In 1985, to mark the fortieth anniversary of the bombing of Hiroshima and Nagasaki, Aylon traveled to Japan where she performed two sacs en route. Collaborating with a group of young Japanese women, she placed sacks filled with rice, grain, pods, and seeds in a river, to float toward the two cities. A new iteration of this piece, intended to commemorate the 75th Anniversary of that event, had been in preparation at the time of her death from COVID-19 on April 6, 2020.
In the 1990s, the artist began to revisit her cultural, spiritual, and familial roots with the G-d Project, a twenty-year examination, through objects and major installations, of Jewish traditions and theology from a feminist perspective.
Helène Aylon has participated in one-person and group shows in museums and galleries throughout the United States, Europe, and Israel including, among many others, the Whitney Museum of American Art; the Institute of Contemporary Art, Philadelphia; MoMA PS1; the Berkeley Art Museum; the Hammer Museum, Los Angeles: the Aldrich Museum, Ridgefield, Conn.; and the Jewish Museum, New York.
She has been the recipient of numerous honors including, among many others, awards from the Pollock Krasner Foundation, fellowships from the National Endowment for the Arts and the New York Foundation for the Arts, and a Lifetime Achievement Award from the Women’s Caucus for Art. Works by the artist are in the collections of the Whitney Museum of American Art; the San Francisco Museum of Modern Art; the Oakland Museum of California; the Virginia Museum of Fine Arts; the Jewish Museum, New York; the Morgan Library and Museum; the Hammer Museum, Los Angeles, and those of many other distinguished institutions and private individuals.

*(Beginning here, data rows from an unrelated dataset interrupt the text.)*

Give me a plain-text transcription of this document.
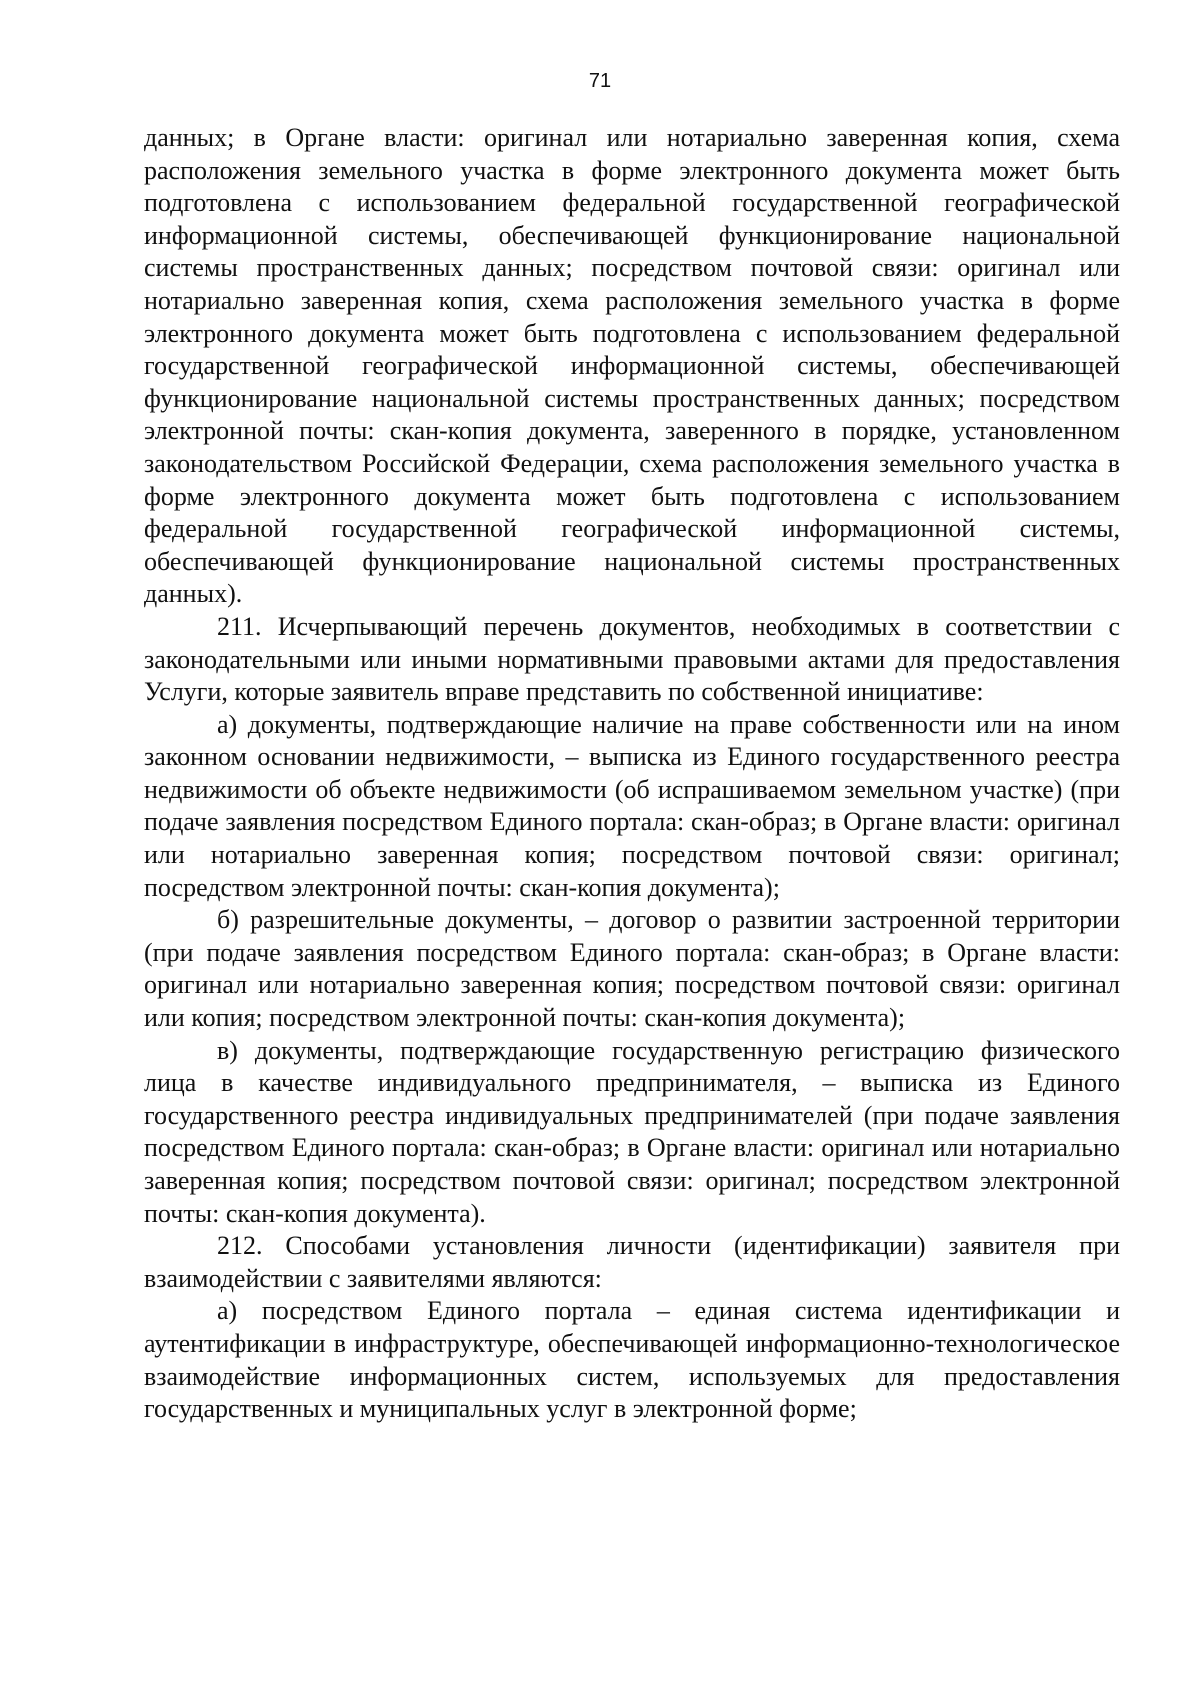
71

данных; в Органе власти: оригинал или нотариально заверенная копия, схема расположения земельного участка в форме электронного документа может быть подготовлена с использованием федеральной государственной географической информационной системы, обеспечивающей функционирование национальной системы пространственных данных; посредством почтовой связи: оригинал или нотариально заверенная копия, схема расположения земельного участка в форме электронного документа может быть подготовлена с использованием федеральной государственной географической информационной системы, обеспечивающей функционирование национальной системы пространственных данных; посредством электронной почты: скан-копия документа, заверенного в порядке, установленном законодательством Российской Федерации, схема расположения земельного участка в форме электронного документа может быть подготовлена с использованием федеральной государственной географической информационной системы, обеспечивающей функционирование национальной системы пространственных данных).

211. Исчерпывающий перечень документов, необходимых в соответствии с законодательными или иными нормативными правовыми актами для предоставления Услуги, которые заявитель вправе представить по собственной инициативе:

а) документы, подтверждающие наличие на праве собственности или на ином законном основании недвижимости, – выписка из Единого государственного реестра недвижимости об объекте недвижимости (об испрашиваемом земельном участке) (при подаче заявления посредством Единого портала: скан-образ; в Органе власти: оригинал или нотариально заверенная копия; посредством почтовой связи: оригинал; посредством электронной почты: скан-копия документа);

б) разрешительные документы, – договор о развитии застроенной территории (при подаче заявления посредством Единого портала: скан-образ; в Органе власти: оригинал или нотариально заверенная копия; посредством почтовой связи: оригинал или копия; посредством электронной почты: скан-копия документа);

в) документы, подтверждающие государственную регистрацию физического лица в качестве индивидуального предпринимателя, – выписка из Единого государственного реестра индивидуальных предпринимателей (при подаче заявления посредством Единого портала: скан-образ; в Органе власти: оригинал или нотариально заверенная копия; посредством почтовой связи: оригинал; посредством электронной почты: скан-копия документа).

212. Способами установления личности (идентификации) заявителя при взаимодействии с заявителями являются:

а) посредством Единого портала – единая система идентификации и аутентификации в инфраструктуре, обеспечивающей информационно-технологическое взаимодействие информационных систем, используемых для предоставления государственных и муниципальных услуг в электронной форме;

Helène Aylon: Elusive Silver 1969–1973, the artist's first solo show in a New York gallery in forty years, took place in 2019 at Leslie Tonkonow Artworks + Projects. Marc Selwyn Fine Art presented her first one-person exhibition in Los Angeles, a survey of works from the 1970s, in January and February of 2020. Recent group exhibitions have included Shifting Terrain at the San Francisco Museum of Modern Art (2019–2020) and By Any Means: Contemporary Drawings from the Morgan, The Morgan Library & Museum, New York (2019).